Palestinian minister killed after beating by Israeli troops

Palestinian minister killed after beating by Israeli troops
Ziad Abu Ein, the senior Palestinian official dealing with the Israeli separation wall and settlements on occupied territories, died as he took part in an olive planting protest north of Ramallah.
3 min read
10 December, 2014
Abu Ein [left] confronted Israeli troops on occupied Palestinian land just before his death [Getty]

A Palestinian Authority minister was killed today in a confrontation with Israeli soldiers during a tree-planting demonstration on land earmarked to become a settlement in the West Bank village of Turmusaya, north of Ramallah.

The killing elicited a strong reponse from the Palestinian leadership, with Mahmoud Abbas, the PA president, announcing three days of official mourning.

     We cannot be silent [in the face of] this barbarous act

- Mahmoud Abbas

"We cannot be silent [in the face of] this barbarous act,"  Abbas said in a statement.

According to witnesses, Ziad Abu Ein, the head of the PA department concerned with the Israeli separation wall and its settlements on occupied territory, was headbutted by an Israeli soldier while planting olive trees.

The planting of olive trees is an act of defiance that activists often engage in to prove Palestinians are using the land upon which trees are planted.

According to an Ottoman-era law, if a piece of land is left uncultivated for three years, its ownership automatically reverts to the state. Israel has no official borders extending over occupied territory, therefore no claim to being the state to which the land reverts. Nevertheless, Israeli officials have frequently closed off Palestinian agricultural areas as military zones, preventing farmers from accessing the land.

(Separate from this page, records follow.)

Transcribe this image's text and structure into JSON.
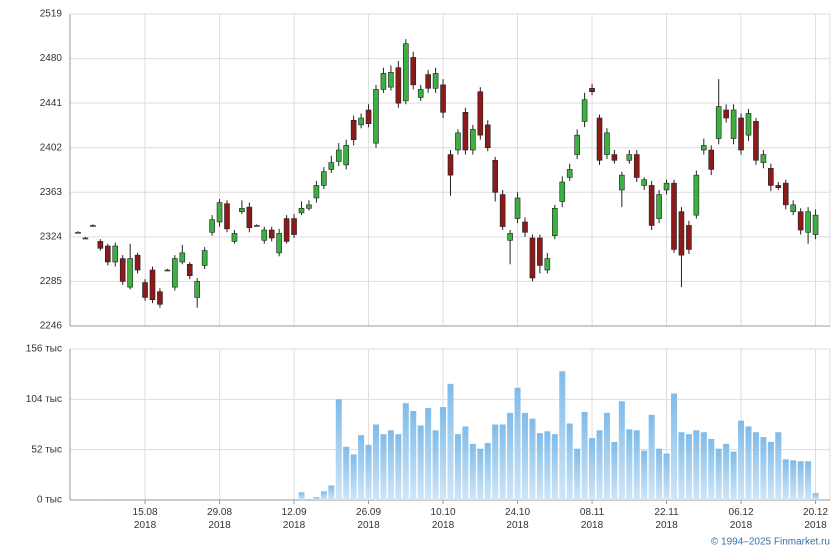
{
  "chart_data": [
    {
      "type": "candlestick",
      "open": [
        2328,
        2323,
        2334,
        2320,
        2316,
        2302,
        2305,
        2280,
        2308,
        2284,
        2295,
        2276,
        2295,
        2280,
        2302,
        2300,
        2271,
        2299,
        2328,
        2337,
        2353,
        2320,
        2346,
        2350,
        2334,
        2321,
        2330,
        2310,
        2340,
        2340,
        2345,
        2349,
        2358,
        2369,
        2383,
        2390,
        2387,
        2426,
        2422,
        2435,
        2406,
        2453,
        2455,
        2472,
        2443,
        2481,
        2446,
        2466,
        2454,
        2457,
        2396,
        2400,
        2433,
        2400,
        2451,
        2422,
        2391,
        2361,
        2321,
        2340,
        2337,
        2323,
        2323,
        2295,
        2325,
        2355,
        2376,
        2396,
        2425,
        2454,
        2428,
        2396,
        2396,
        2365,
        2391,
        2396,
        2369,
        2369,
        2340,
        2365,
        2371,
        2346,
        2334,
        2343,
        2400,
        2400,
        2410,
        2435,
        2410,
        2428,
        2413,
        2425,
        2389,
        2384,
        2369,
        2371,
        2346,
        2346,
        2328,
        2326
      ],
      "high": [
        2329,
        2324,
        2335,
        2322,
        2318,
        2319,
        2308,
        2318,
        2310,
        2287,
        2298,
        2279,
        2296,
        2308,
        2317,
        2302,
        2288,
        2315,
        2343,
        2357,
        2356,
        2330,
        2356,
        2354,
        2335,
        2333,
        2333,
        2331,
        2343,
        2344,
        2355,
        2356,
        2373,
        2385,
        2395,
        2406,
        2409,
        2430,
        2432,
        2440,
        2457,
        2472,
        2474,
        2478,
        2497,
        2486,
        2457,
        2470,
        2472,
        2462,
        2400,
        2418,
        2437,
        2422,
        2455,
        2426,
        2394,
        2365,
        2330,
        2363,
        2341,
        2326,
        2326,
        2310,
        2352,
        2377,
        2388,
        2418,
        2450,
        2458,
        2431,
        2419,
        2400,
        2381,
        2400,
        2400,
        2376,
        2373,
        2365,
        2374,
        2374,
        2350,
        2338,
        2382,
        2410,
        2404,
        2462,
        2440,
        2440,
        2432,
        2436,
        2428,
        2400,
        2388,
        2372,
        2374,
        2356,
        2349,
        2350,
        2348
      ],
      "low": [
        2327,
        2322,
        2333,
        2312,
        2299,
        2298,
        2282,
        2278,
        2292,
        2268,
        2266,
        2262,
        2294,
        2277,
        2300,
        2287,
        2262,
        2296,
        2325,
        2333,
        2328,
        2318,
        2344,
        2328,
        2333,
        2318,
        2320,
        2307,
        2318,
        2323,
        2343,
        2347,
        2354,
        2366,
        2380,
        2386,
        2383,
        2404,
        2419,
        2420,
        2402,
        2450,
        2452,
        2437,
        2440,
        2453,
        2443,
        2450,
        2450,
        2428,
        2360,
        2396,
        2396,
        2396,
        2409,
        2399,
        2355,
        2330,
        2300,
        2336,
        2324,
        2285,
        2292,
        2292,
        2322,
        2350,
        2373,
        2392,
        2420,
        2448,
        2387,
        2392,
        2388,
        2350,
        2388,
        2372,
        2365,
        2330,
        2336,
        2361,
        2310,
        2280,
        2309,
        2340,
        2396,
        2378,
        2405,
        2424,
        2405,
        2396,
        2408,
        2387,
        2384,
        2364,
        2365,
        2348,
        2343,
        2326,
        2318,
        2322
      ],
      "close": [
        2328,
        2323,
        2334,
        2314,
        2302,
        2316,
        2285,
        2305,
        2295,
        2271,
        2269,
        2265,
        2295,
        2305,
        2310,
        2290,
        2285,
        2312,
        2339,
        2354,
        2331,
        2327,
        2349,
        2332,
        2334,
        2330,
        2323,
        2327,
        2320,
        2326,
        2349,
        2352,
        2369,
        2381,
        2389,
        2400,
        2404,
        2409,
        2428,
        2423,
        2453,
        2467,
        2468,
        2441,
        2493,
        2457,
        2453,
        2454,
        2467,
        2433,
        2378,
        2415,
        2400,
        2418,
        2413,
        2402,
        2363,
        2333,
        2327,
        2358,
        2328,
        2288,
        2299,
        2305,
        2349,
        2372,
        2383,
        2413,
        2444,
        2451,
        2391,
        2415,
        2391,
        2378,
        2396,
        2376,
        2374,
        2334,
        2361,
        2371,
        2313,
        2308,
        2313,
        2378,
        2404,
        2383,
        2438,
        2428,
        2435,
        2400,
        2432,
        2391,
        2396,
        2369,
        2367,
        2352,
        2352,
        2330,
        2346,
        2343
      ],
      "up_color": "#3cb043",
      "down_color": "#8b1a1a",
      "ylim": [
        2246,
        2519
      ],
      "yticks": [
        2246,
        2285,
        2324,
        2363,
        2402,
        2441,
        2480,
        2519
      ],
      "grid": true
    },
    {
      "type": "bar",
      "categories": [
        null,
        null,
        null,
        null,
        null,
        null,
        null,
        null,
        null,
        "15.08\n2018",
        null,
        null,
        null,
        null,
        null,
        null,
        null,
        null,
        null,
        "29.08\n2018",
        null,
        null,
        null,
        null,
        null,
        null,
        null,
        null,
        null,
        "12.09\n2018",
        null,
        null,
        null,
        null,
        null,
        null,
        null,
        null,
        null,
        "26.09\n2018",
        null,
        null,
        null,
        null,
        null,
        null,
        null,
        null,
        null,
        "10.10\n2018",
        null,
        null,
        null,
        null,
        null,
        null,
        null,
        null,
        null,
        "24.10\n2018",
        null,
        null,
        null,
        null,
        null,
        null,
        null,
        null,
        null,
        "08.11\n2018",
        null,
        null,
        null,
        null,
        null,
        null,
        null,
        null,
        null,
        "22.11\n2018",
        null,
        null,
        null,
        null,
        null,
        null,
        null,
        null,
        null,
        "06.12\n2018",
        null,
        null,
        null,
        null,
        null,
        null,
        null,
        null,
        null,
        "20.12\n2018"
      ],
      "values": [
        1,
        1,
        1,
        1,
        1,
        1,
        1,
        1,
        1,
        1,
        1,
        1,
        1,
        1,
        1,
        1,
        1,
        1,
        1,
        1,
        1,
        1,
        1,
        1,
        1,
        1,
        1,
        1,
        1,
        1,
        8,
        1,
        3,
        9,
        15,
        104,
        55,
        47,
        67,
        57,
        78,
        68,
        72,
        68,
        100,
        92,
        77,
        95,
        72,
        96,
        120,
        68,
        76,
        58,
        53,
        59,
        78,
        78,
        90,
        116,
        90,
        84,
        69,
        71,
        68,
        133,
        79,
        53,
        91,
        64,
        72,
        90,
        60,
        102,
        73,
        72,
        51,
        88,
        53,
        48,
        110,
        70,
        68,
        72,
        70,
        63,
        53,
        58,
        50,
        82,
        76,
        70,
        65,
        60,
        70,
        42,
        41,
        40,
        40,
        7
      ],
      "color": "#7fbbe9",
      "ylim": [
        0,
        156
      ],
      "yticks": [
        {
          "value": 0,
          "label": "0 тыс"
        },
        {
          "value": 52,
          "label": "52 тыс"
        },
        {
          "value": 104,
          "label": "104 тыс"
        },
        {
          "value": 156,
          "label": "156 тыс"
        }
      ],
      "grid": true
    }
  ],
  "source": "© 1994–2025 Finmarket.ru"
}
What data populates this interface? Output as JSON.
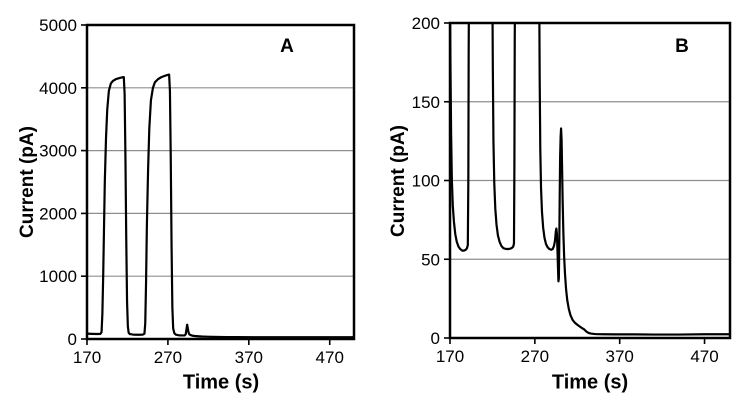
{
  "figure": {
    "background": "#ffffff",
    "line_color": "#000000",
    "grid_color": "#8f8f8f",
    "text_color": "#000000"
  },
  "chart_data": [
    {
      "type": "line",
      "panel_label": "A",
      "xlabel": "Time (s)",
      "ylabel": "Current (pA)",
      "xlim": [
        170,
        500
      ],
      "ylim": [
        0,
        5000
      ],
      "xticks": [
        170,
        270,
        370,
        470
      ],
      "yticks": [
        0,
        1000,
        2000,
        3000,
        4000,
        5000
      ],
      "grid": true,
      "legend": "none",
      "series": [
        {
          "name": "current-trace",
          "points": [
            [
              170,
              85
            ],
            [
              176,
              82
            ],
            [
              183,
              80
            ],
            [
              186.5,
              82
            ],
            [
              188,
              110
            ],
            [
              189,
              400
            ],
            [
              190,
              1000
            ],
            [
              191,
              1750
            ],
            [
              192,
              2500
            ],
            [
              193.5,
              3200
            ],
            [
              195,
              3650
            ],
            [
              197,
              3950
            ],
            [
              199.5,
              4070
            ],
            [
              202,
              4110
            ],
            [
              206,
              4140
            ],
            [
              210,
              4155
            ],
            [
              213,
              4165
            ],
            [
              215.5,
              4170
            ],
            [
              216.5,
              3900
            ],
            [
              217.5,
              2900
            ],
            [
              218.5,
              1600
            ],
            [
              219.5,
              600
            ],
            [
              220.5,
              200
            ],
            [
              221.5,
              100
            ],
            [
              223,
              78
            ],
            [
              227,
              70
            ],
            [
              233,
              68
            ],
            [
              239,
              70
            ],
            [
              241,
              85
            ],
            [
              242,
              250
            ],
            [
              243,
              900
            ],
            [
              244,
              1800
            ],
            [
              245.5,
              2700
            ],
            [
              247,
              3350
            ],
            [
              249,
              3800
            ],
            [
              251.5,
              4000
            ],
            [
              254,
              4090
            ],
            [
              258,
              4140
            ],
            [
              262,
              4170
            ],
            [
              266,
              4190
            ],
            [
              269.5,
              4205
            ],
            [
              271.5,
              4210
            ],
            [
              272.5,
              3950
            ],
            [
              273.5,
              2900
            ],
            [
              274.5,
              1500
            ],
            [
              275.5,
              500
            ],
            [
              276.5,
              170
            ],
            [
              278,
              90
            ],
            [
              280,
              68
            ],
            [
              283,
              60
            ],
            [
              287,
              57
            ],
            [
              290.5,
              57
            ],
            [
              292,
              75
            ],
            [
              293,
              160
            ],
            [
              293.8,
              228
            ],
            [
              294.6,
              170
            ],
            [
              295.5,
              105
            ],
            [
              296.5,
              75
            ],
            [
              298,
              62
            ],
            [
              300,
              54
            ],
            [
              303,
              48
            ],
            [
              307,
              44
            ],
            [
              312,
              40
            ],
            [
              318,
              37
            ],
            [
              325,
              34
            ],
            [
              333,
              32
            ],
            [
              343,
              31
            ],
            [
              355,
              30
            ],
            [
              375,
              29
            ],
            [
              400,
              29
            ],
            [
              430,
              28
            ],
            [
              460,
              28
            ],
            [
              500,
              28
            ]
          ]
        }
      ]
    },
    {
      "type": "line",
      "panel_label": "B",
      "xlabel": "Time (s)",
      "ylabel": "Current (pA)",
      "xlim": [
        170,
        500
      ],
      "ylim": [
        0,
        200
      ],
      "xticks": [
        170,
        270,
        370,
        470
      ],
      "yticks": [
        0,
        50,
        100,
        150,
        200
      ],
      "grid": true,
      "legend": "none",
      "series": [
        {
          "name": "current-trace",
          "points": [
            [
              170,
              215
            ],
            [
              170.6,
              170
            ],
            [
              171.3,
              130
            ],
            [
              172.2,
              100
            ],
            [
              173.3,
              84
            ],
            [
              174.6,
              74
            ],
            [
              176.2,
              66
            ],
            [
              178,
              61
            ],
            [
              180,
              58
            ],
            [
              182,
              56.5
            ],
            [
              184.5,
              55.5
            ],
            [
              186.5,
              55.5
            ],
            [
              188.5,
              56
            ],
            [
              190,
              57
            ],
            [
              191,
              59
            ],
            [
              191.6,
              100
            ],
            [
              192,
              180
            ],
            [
              192.3,
              215
            ],
            [
              220,
              215
            ],
            [
              220.5,
              170
            ],
            [
              221.2,
              125
            ],
            [
              222.2,
              98
            ],
            [
              223.4,
              82
            ],
            [
              224.8,
              72
            ],
            [
              226.5,
              65
            ],
            [
              228.5,
              61
            ],
            [
              230.5,
              58.5
            ],
            [
              233,
              57
            ],
            [
              236,
              56.5
            ],
            [
              239.5,
              56.5
            ],
            [
              242.5,
              57
            ],
            [
              244.5,
              58
            ],
            [
              245.4,
              60
            ],
            [
              245.9,
              110
            ],
            [
              246.3,
              190
            ],
            [
              246.6,
              215
            ],
            [
              275.2,
              215
            ],
            [
              275.7,
              165
            ],
            [
              276.4,
              120
            ],
            [
              277.3,
              95
            ],
            [
              278.4,
              80
            ],
            [
              279.8,
              70
            ],
            [
              281.4,
              63.5
            ],
            [
              283.2,
              59.5
            ],
            [
              285.2,
              57.5
            ],
            [
              287.2,
              56.5
            ],
            [
              289.2,
              56
            ],
            [
              291,
              56.5
            ],
            [
              292.6,
              58.5
            ],
            [
              293.8,
              62
            ],
            [
              294.8,
              68
            ],
            [
              295.4,
              69.5
            ],
            [
              296,
              66
            ],
            [
              296.7,
              55
            ],
            [
              297.3,
              44
            ],
            [
              297.8,
              36
            ],
            [
              298.3,
              38
            ],
            [
              298.8,
              60
            ],
            [
              299.3,
              90
            ],
            [
              299.8,
              115
            ],
            [
              300.4,
              128
            ],
            [
              300.9,
              133
            ],
            [
              301.5,
              126
            ],
            [
              302.1,
              108
            ],
            [
              302.8,
              86
            ],
            [
              303.6,
              67
            ],
            [
              304.5,
              52
            ],
            [
              305.5,
              41
            ],
            [
              306.8,
              31
            ],
            [
              308.2,
              24
            ],
            [
              310,
              18.5
            ],
            [
              312,
              14.5
            ],
            [
              314.5,
              11.5
            ],
            [
              317.5,
              9.5
            ],
            [
              321,
              8
            ],
            [
              325,
              6.5
            ],
            [
              328,
              5.5
            ],
            [
              330.5,
              4.2
            ],
            [
              333,
              3.3
            ],
            [
              336,
              2.8
            ],
            [
              341,
              2.5
            ],
            [
              350,
              2.4
            ],
            [
              365,
              2.3
            ],
            [
              385,
              2.3
            ],
            [
              410,
              2.2
            ],
            [
              440,
              2.2
            ],
            [
              470,
              2.4
            ],
            [
              500,
              2.4
            ]
          ]
        }
      ]
    }
  ]
}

When the land subsequently lies uncultivated, it is annexed to existing settlements or used for new settlement construction under the Ottoman law.

Israeli settlements in occupied territory are illegal under international law.

Abdallah Abu al-Rahma, a fellow member of the Anti-Wall and Settlement Commission who also took part in the demonstration said Abu Ein was attacked.

"The soldier headbutted Abu Ein viciously, while he was wearing his helmet, which is what contributed to putting him in a coma."

Abu al-Rahma continued, "the attack on Abu Ein came after dozens of flash grenades and tear gas canisters were fired at us and suffocated us. Minutes later the soldier came and head-butted him, making him collapse to the ground and go into a coma".

  
Fellow protesters carry Abu Ein away [Getty]


The demonstrators transported Abu Ein to a clinic in Turmusaya where he was quickly transferred to a Ramallah hospital, though doctors were not able to resuscitate his heart. He died shortly afterwards.

According to demonstrators, they arrived at the site in the morning to plant olive trees and did not initiate any contact with the Israeli army. Troops, however, quickly shot flash grenades and teargas canisters at them and then attempted to disperse the protest, pushing and beating activists with rifle butts.

Abu Ein was the subject of a notorious extradition case in 1981 when, after two years imprisonment in Chicago, he was eventually deported to Israel where he was wanted for murder.

The US court decision was hugely controversial. It ignored evidence that Abu Ein's conviction in Israel rested on the confessions of two other men who subsequently withdrew their testimony.

It also flew in the face of evidence presented in Chicago that at the time of the alleged crime - a bombing in a marketplace in Tiberias in 1979 that killed two children - Abu Ein was demonstrably elsewhere.

He was imprisoned in Israel in 1982 but released three years later in 1985 as part of a huge prisoner swap deal - the so-called Jibril agreement - when the Palestinian Front for the Liberation of Palestine, PFLP, then headed by Ahmed Jibril, exhanged three captured Israeli soldiers, for 1,150 Palestinian prisoners.

A member of Fatah's Revolutionary Council, he was seen as close to Marwan Barghouti, the imprisoned Fatah leader often seen as a rival to Abbas for both leadership of Fatah and the presidency of the PA. 

Abu Ein became the minister of the Anti-Wall and Settlement Commission three months ago after working for many years in the Ministry for Prisoners' Affairs.  

This is an edited translation from our Arabic edition.